The time from randomisation to next hospital readmission or death (due to a respiratory cause) is defined as a time to event outcome measured in days. The date of randomisation as well as the date of readmission or death due to respiratory causes (whichever occurs first) were used to calculate time to event. For participants not experiencing an event the time was calculated from randomisation until last known follow-up assessment event-free.

Time frame: Patients were followed up for up to 48 weeks (an absolute maximum of 49 weeks as the 48 week visit had a visit window of +- 1 week).

Time From Randomisation to Treatment Failure

Treatment failure is defined as the composite of three endpoints: 1. treatment intensification with systemic corticosteroids and/or antibiotics for respiratory reasons; 2. step-up in hospital care for respiratory reasons including transfer to the intensive care unit or readmission; or 3. all-cause mortality)

Time frame: Patients were followed up for up to 48 weeks (an absolute maximum of 49 weeks as the 48 week visit had a visit window of +- 1 week).

Hospital Readmission (Respiratory Cause)

Hospital readmission (respiratory cause). Number of individuals that readmitted during follow up is reported. Hospital readmission due to respiratory cause was analysed as a time to event outcome.

Time frame: Patients were followed up for up to 48 weeks (48 week visit had a window of +/- 1 week).

Time From Randomisation to Next Hospital Readmission (All Cause)

The time from randomisation to next hospital readmission (all cause) is defined as a time to event outcome measured in days. The date of randomisation and the date of next hospital readmission following randomisation was used to calculate time to event. Where hospital readmission doesn't occur during follow-up, time was measured until the participant's last known follow-up assessment.

Time frame: Patients were followed up for up to 48 weeks (an absolute maximum of 49 weeks as the 48 week visit had a visit window of +/- 1 week).

Death (All Cause)

All cause death. Number of individuals that died during follow up is reported. Death was analysed as a time to event outcome.

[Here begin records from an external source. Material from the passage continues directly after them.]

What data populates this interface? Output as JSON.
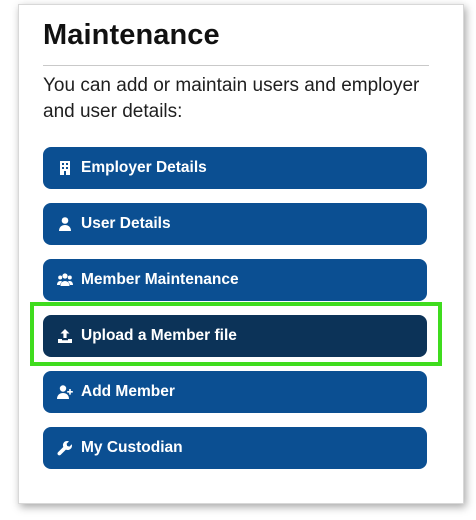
{
  "panel": {
    "title": "Maintenance",
    "intro": "You can add or maintain users and employer and user details:"
  },
  "menu": {
    "items": [
      {
        "label": "Employer Details",
        "icon": "building-icon"
      },
      {
        "label": "User Details",
        "icon": "user-icon"
      },
      {
        "label": "Member Maintenance",
        "icon": "users-icon"
      },
      {
        "label": "Upload a Member file",
        "icon": "upload-icon",
        "selected": true
      },
      {
        "label": "Add Member",
        "icon": "user-plus-icon"
      },
      {
        "label": "My Custodian",
        "icon": "wrench-icon"
      }
    ]
  },
  "colors": {
    "button": "#0b4f92",
    "button_active": "#0c3358",
    "highlight": "#3fdc1e"
  }
}
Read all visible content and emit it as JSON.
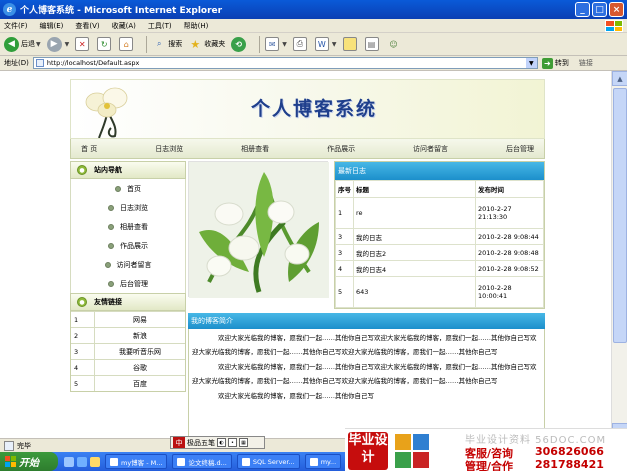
{
  "window": {
    "title": "个人博客系统 - Microsoft Internet Explorer",
    "controls": [
      "_",
      "□",
      "×"
    ]
  },
  "menubar": {
    "items": [
      "文件(F)",
      "编辑(E)",
      "查看(V)",
      "收藏(A)",
      "工具(T)",
      "帮助(H)"
    ]
  },
  "toolbar": {
    "back": "后退",
    "search": "搜索",
    "favorites": "收藏夹"
  },
  "address": {
    "label": "地址(D)",
    "url": "http://localhost/Default.aspx",
    "go": "转到",
    "links": "链接"
  },
  "site": {
    "title": "个人博客系统",
    "nav": [
      "首 页",
      "日志浏览",
      "相册查看",
      "作品展示",
      "访问者留言",
      "后台管理"
    ],
    "sidebar": {
      "nav_title": "站内导航",
      "nav_items": [
        "首页",
        "日志浏览",
        "相册查看",
        "作品展示",
        "访问者留言",
        "后台管理"
      ],
      "links_title": "友情链接",
      "links": [
        {
          "num": "1",
          "name": "网易"
        },
        {
          "num": "2",
          "name": "新浪"
        },
        {
          "num": "3",
          "name": "我要听音乐网"
        },
        {
          "num": "4",
          "name": "谷歌"
        },
        {
          "num": "5",
          "name": "百度"
        }
      ]
    },
    "diary": {
      "title": "最新日志",
      "headers": {
        "num": "序号",
        "title": "标题",
        "time": "发布时间"
      },
      "rows": [
        {
          "num": "1",
          "title": "re",
          "time": "2010-2-27 21:13:30"
        },
        {
          "num": "3",
          "title": "我的日志",
          "time": "2010-2-28 9:08:44"
        },
        {
          "num": "3",
          "title": "我的日志2",
          "time": "2010-2-28 9:08:48"
        },
        {
          "num": "4",
          "title": "我的日志4",
          "time": "2010-2-28 9:08:52"
        },
        {
          "num": "5",
          "title": "643",
          "time": "2010-2-28 10:00:41"
        }
      ]
    },
    "intro": {
      "title": "我的博客简介",
      "paragraphs": [
        "欢迎大家光临我的博客，愿我们一起……其他你自己写欢迎大家光临我的博客，愿我们一起……其他你自己写欢迎大家光临我的博客，愿我们一起……其他你自己写欢迎大家光临我的博客，愿我们一起……其他你自己写",
        "欢迎大家光临我的博客，愿我们一起……其他你自己写欢迎大家光临我的博客，愿我们一起……其他你自己写欢迎大家光临我的博客，愿我们一起……其他你自己写欢迎大家光临我的博客，愿我们一起……其他你自己写",
        "欢迎大家光临我的博客，愿我们一起……其他你自己写"
      ]
    }
  },
  "status": {
    "text": "完毕",
    "ime": "极品五笔"
  },
  "taskbar": {
    "start": "开始",
    "tasks": [
      "my博客 - M...",
      "论文终稿.d...",
      "SQL Server...",
      "my..."
    ]
  },
  "ad": {
    "logo_text": "毕业设计",
    "watermark": "毕业设计资料 56DOC.COM",
    "label1": "客服/咨询",
    "phone1": "306826066",
    "label2": "管理/合作",
    "phone2": "281788421"
  },
  "colors": {
    "accent": "#1c8fcb",
    "title_blue": "#1f3f8c",
    "xp_blue": "#245edb"
  }
}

Time frame: Patients were followed up for up to 48 weeks (48 week visit had a window of +/- 1 week).

Death (Respiratory Cause)

Respiratory cause death. Number of individuals that died during follow up is reported. Death due to respiratory cause was analysed as a time to event outcome.

Time frame: Patients were followed up for up to 48 weeks (48 week visit had a window of +/- 1 week).

Extended Medical Research Council Dyspnoea Score (eMRC)

This scale measures perceived respiratory disability. Participants rate their grades of breathlessness on a scale of 1 (least) to 5 (worst). The extension divides the grade 5 rating into 'a' (independent) and 'b' (dependent) to establish dependence on others for washing and dressing.